Greater Birmingham Local Enterprise Partnership (LEP) is working on a life sciences roadmap for the region, based around a report created by Graham Silk. Knowledge, collaboration and information are quoted as central to the growth of the region’s life sciences sector and in improving both the clinical experience and outcome for patients.
Changes in the pharma industry
So how does the region’s activity tie in with what is happening on a national level? Well things are definitely changing. For example, it looks like the UK pharma industry is moving in a new direction to meet the changing demands of buyers. As a report earlier this year by Price Waterhouse Cooper1 (PwC) concluded, pharmaceutical companies can no longer rely on a business model that concentrates on developing one big drug which is then heavily marketed to ensure large revenues. Instead they need to look to more innovation to help secure sales and protect profits. The report surmised that buyers of pharma products are becoming increasingly focused on the cost/benefit equation – so looking at the benefits provided by the drugs weighed up against the costs of buying it – and less swayed by strong marketing strategies.
PwC suggested this shift will make pharma companies reduce both their research and development costs and shorten the time it takes to get a product to market, to enable them to offer more competitive prices.
According to the report, the average cost of developing a new drug and getting it to market is currently around approximately $868 million, with only about 11% of molecules that enter pre-clinical trials making it through the process. To be able to respond to the increased use of cost/benefit analysis by customers, the cost and success rates of this process need to improve.
Virtual humans and improved trials
In order for this to happen, an increased knowledge of the human body and embracing and supporting the technological advances that are in progress are key.
One exciting area of focus for the sector is the creation of ‘virtual humans’. An increasing knowledge of the human body, how it works and how disease impacts on it is enabling bioinformatics experts to create models of human organs. It is even suggested that maybe one day these models could be put together to give a “virtual human”. It is hoped that these models will eventually be able to help pharma companies better understand targets for disease treatment and determine earlier whether a molecule is likely to be successful when used on a human.

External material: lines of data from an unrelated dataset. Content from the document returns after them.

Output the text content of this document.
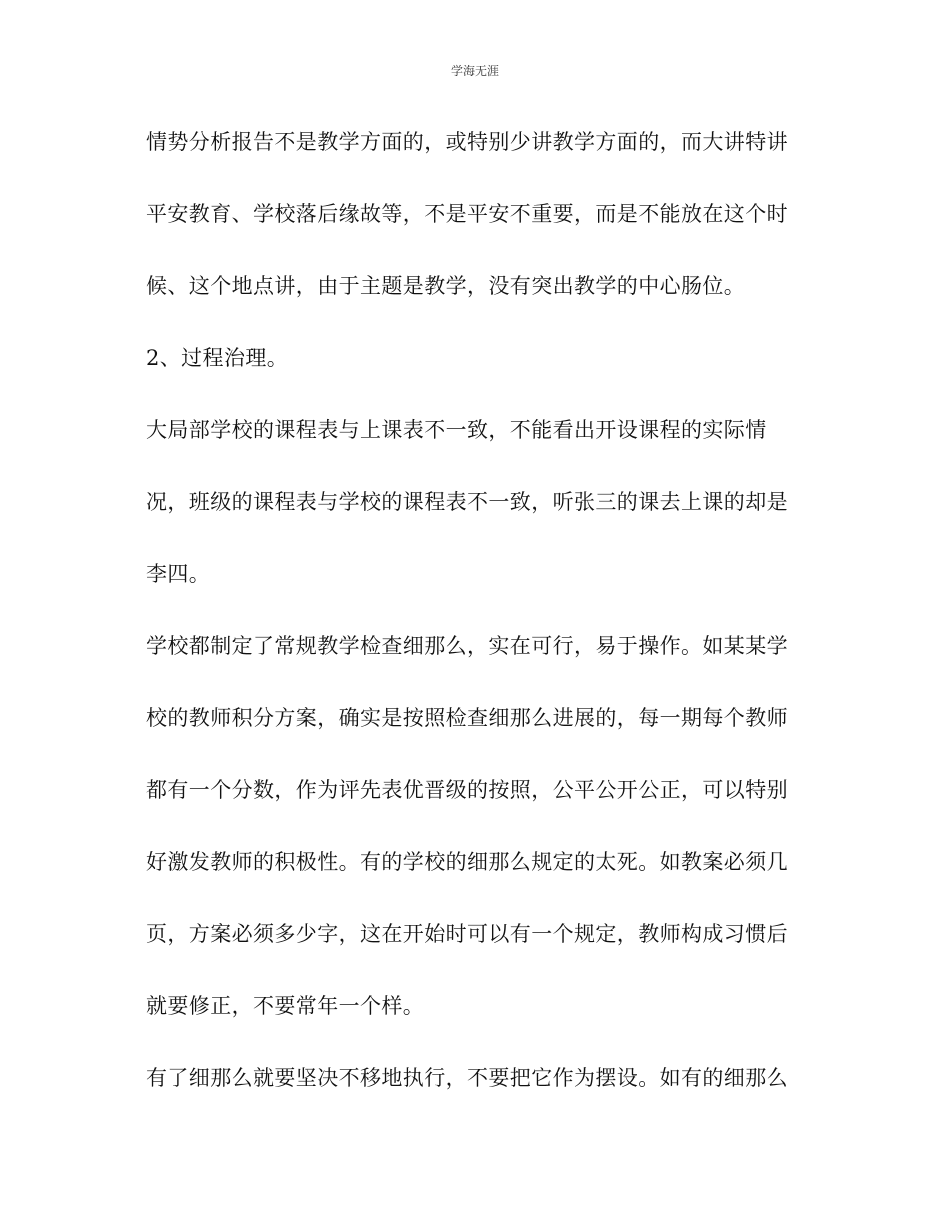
学海无涯
情势分析报告不是教学方面的，或特别少讲教学方面的，而大讲特讲
平安教育、学校落后缘故等，不是平安不重要，而是不能放在这个时
候、这个地点讲，由于主题是教学，没有突出教学的中心肠位。
2、过程治理。
大局部学校的课程表与上课表不一致，不能看出开设课程的实际情
况，班级的课程表与学校的课程表不一致，听张三的课去上课的却是
李四。
学校都制定了常规教学检查细那么，实在可行，易于操作。如某某学
校的教师积分方案，确实是按照检查细那么进展的，每一期每个教师
都有一个分数，作为评先表优晋级的按照，公平公开公正，可以特别
好激发教师的积极性。有的学校的细那么规定的太死。如教案必须几
页，方案必须多少字，这在开始时可以有一个规定，教师构成习惯后
就要修正，不要常年一个样。
有了细那么就要坚决不移地执行，不要把它作为摆设。如有的细那么
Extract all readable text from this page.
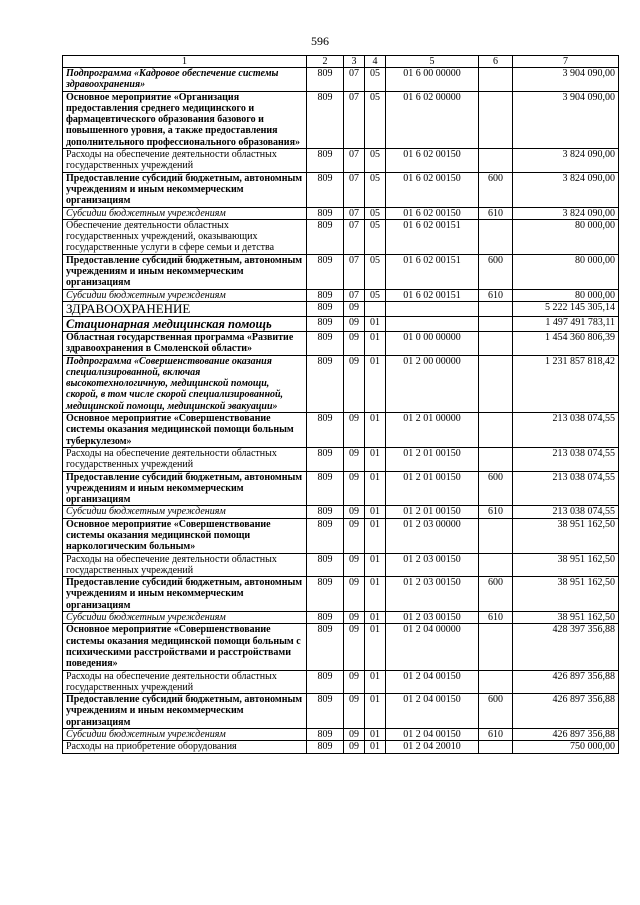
596
1	2	3	4	5	6	7
Подпрограмма «Кадровое обеспечение системы здравоохранения»	809	07	05	01 6 00 00000		3 904 090,00
Основное мероприятие «Организация предоставления среднего медицинского и фармацевтического образования базового и повышенного уровня, а также предоставления дополнительного профессионального образования»	809	07	05	01 6 02 00000		3 904 090,00
Расходы на обеспечение деятельности областных государственных учреждений	809	07	05	01 6 02 00150		3 824 090,00
Предоставление субсидий бюджетным, автономным учреждениям и иным некоммерческим организациям	809	07	05	01 6 02 00150	600	3 824 090,00
Субсидии бюджетным учреждениям	809	07	05	01 6 02 00150	610	3 824 090,00
Обеспечение деятельности областных государственных учреждений, оказывающих государственные услуги в сфере семьи и детства	809	07	05	01 6 02 00151		80 000,00
Предоставление субсидий бюджетным, автономным учреждениям и иным некоммерческим организациям	809	07	05	01 6 02 00151	600	80 000,00
Субсидии бюджетным учреждениям	809	07	05	01 6 02 00151	610	80 000,00
ЗДРАВООХРАНЕНИЕ	809	09				5 222 145 305,14
Стационарная медицинская помощь	809	09	01			1 497 491 783,11
Областная государственная программа «Развитие здравоохранения в Смоленской области»	809	09	01	01 0 00 00000		1 454 360 806,39
Подпрограмма «Совершенствование оказания специализированной, включая высокотехнологичную, медицинской помощи, скорой, в том числе скорой специализированной, медицинской помощи, медицинской эвакуации»	809	09	01	01 2 00 00000		1 231 857 818,42
Основное мероприятие «Совершенствование системы оказания медицинской помощи больным туберкулезом»	809	09	01	01 2 01 00000		213 038 074,55
Расходы на обеспечение деятельности областных государственных учреждений	809	09	01	01 2 01 00150		213 038 074,55
Предоставление субсидий бюджетным, автономным учреждениям и иным некоммерческим организациям	809	09	01	01 2 01 00150	600	213 038 074,55
Субсидии бюджетным учреждениям	809	09	01	01 2 01 00150	610	213 038 074,55
Основное мероприятие «Совершенствование системы оказания медицинской помощи наркологическим больным»	809	09	01	01 2 03 00000		38 951 162,50
Расходы на обеспечение деятельности областных государственных учреждений	809	09	01	01 2 03 00150		38 951 162,50
Предоставление субсидий бюджетным, автономным учреждениям и иным некоммерческим организациям	809	09	01	01 2 03 00150	600	38 951 162,50
Субсидии бюджетным учреждениям	809	09	01	01 2 03 00150	610	38 951 162,50
Основное мероприятие «Совершенствование системы оказания медицинской помощи больным с психическими расстройствами и расстройствами поведения»	809	09	01	01 2 04 00000		428 397 356,88
Расходы на обеспечение деятельности областных государственных учреждений	809	09	01	01 2 04 00150		426 897 356,88
Предоставление субсидий бюджетным, автономным учреждениям и иным некоммерческим организациям	809	09	01	01 2 04 00150	600	426 897 356,88
Субсидии бюджетным учреждениям	809	09	01	01 2 04 00150	610	426 897 356,88
Расходы на приобретение оборудования	809	09	01	01 2 04 20010		750 000,00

With sufficient physiological data, the models could reflect the organs of “regular” humans and allow pharma companies to see the effect of molecules under consideration on humans with a range of underlying conditions. However for these models to be fully reflective of a human organ, a vast amount of physiological data is required, some of which is not yet available, and collaboration between research teams will be essential as the size of this project is immense.
Regardless of the level of testing in models, it will always be necessary to test potential new drugs on humans. There is discussion in the PwC report that improved clinical trials and the speed and level of information from those trials is proving to be invaluable.
More innovation comes in the form of biomarkers, which is an area of significant interest in clinical trials of drugs as it allows test groups of patients to be more specifically categorised by both the overall disease they are suffering from as well as any sub-type of that disease and underlying conditions. This allows for more focused trials and more personalised medicine to be created and brought into the clinical setting.
It’s a really exciting time for Midlands-based companies and organisations working in this sector. It’s growing at a rapid rate and organisations such as the GBSLEP are fighting to move the region’s work up the political agenda. Increased collaboration, combined with our reputation for clinical excellence will no doubt help to cement Birmingham’s position as a centre for excellence for life sciences.